A resident in Haiti since 2020, Perez was heading work on a public bus when gang members grabbed her in the Martissant neighborhood. “She was the only passenger who was kidnapped,” lamented her boss, the Notre Dame Hospital Director Fred Jasmin, who also confirmed that abductors demanded a US$100.000 ransom.

Although the doctor is not a special envoy of the Cuban government, its Embassy assured that it will support her relatives and coordinate efforts with the Haitian Police to speed up her release. 

The tweet reads, "Another mourning in the Haitian National Police. On Wednesday afternoon, the 400mawozo gang murdered police commissioner Jean Ismagne Auguste and his wife in Lamtremblay in the Croix-des-Bouquets neighborhood."
 

On Wednesday, Haitian Health Minister Laure Adrien denied reports on the Cuban government’s withdrawal of 78 doctors from their missions in Haiti due to the increase in the kidnapping of foreign residents.

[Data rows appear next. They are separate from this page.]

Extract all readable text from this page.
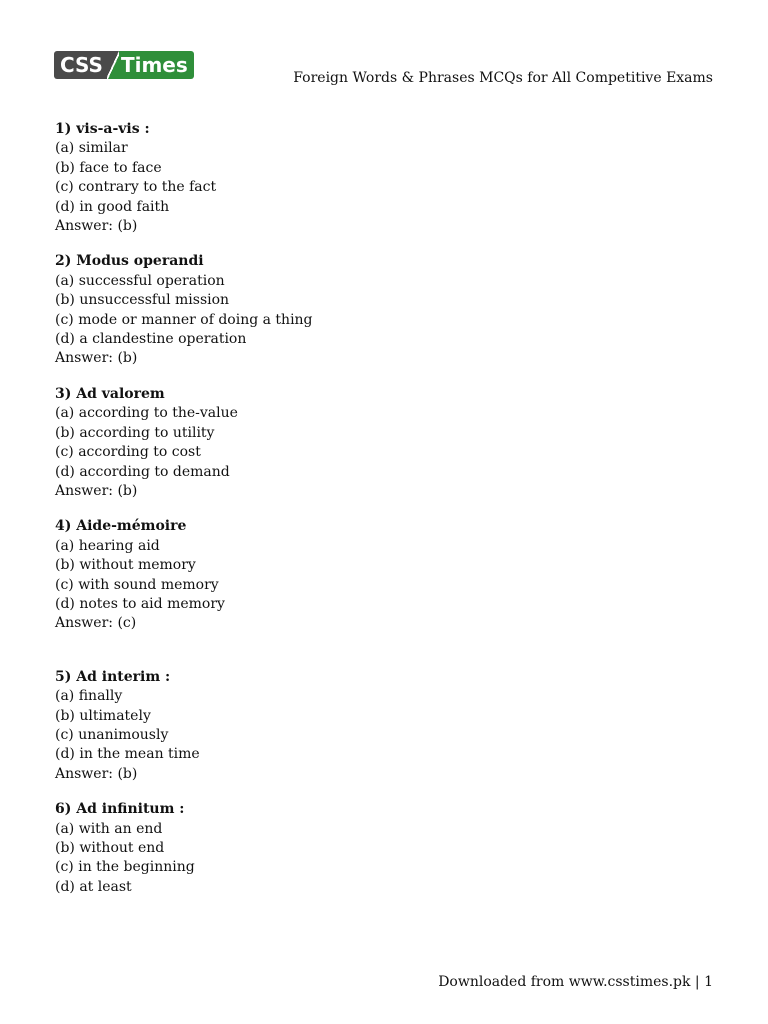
CSS Times
Foreign Words & Phrases MCQs for All Competitive Exams
1) vis-a-vis :
(a) similar
(b) face to face
(c) contrary to the fact
(d) in good faith
Answer: (b)
2) Modus operandi
(a) successful operation
(b) unsuccessful mission
(c) mode or manner of doing a thing
(d) a clandestine operation
Answer: (b)
3) Ad valorem
(a) according to the-value
(b) according to utility
(c) according to cost
(d) according to demand
Answer: (b)
4) Aide-mémoire
(a) hearing aid
(b) without memory
(c) with sound memory
(d) notes to aid memory
Answer: (c)
5) Ad interim :
(a) finally
(b) ultimately
(c) unanimously
(d) in the mean time
Answer: (b)
6) Ad infinitum :
(a) with an end
(b) without end
(c) in the beginning
(d) at least
Downloaded from www.csstimes.pk | 1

“Over the last 15 days, only 28 Cuban collaborators have left the country: 10 of them traveled abroad for vacations, and the other 18 left because they had already finished their missions,” Adrien detailed.

Between 2020 and 20021, the Center for Human Rights Analysis and Research (CARDH) counted 1,000 kidnapping cases, 81 of which had foreigners residing in Haiti as victims.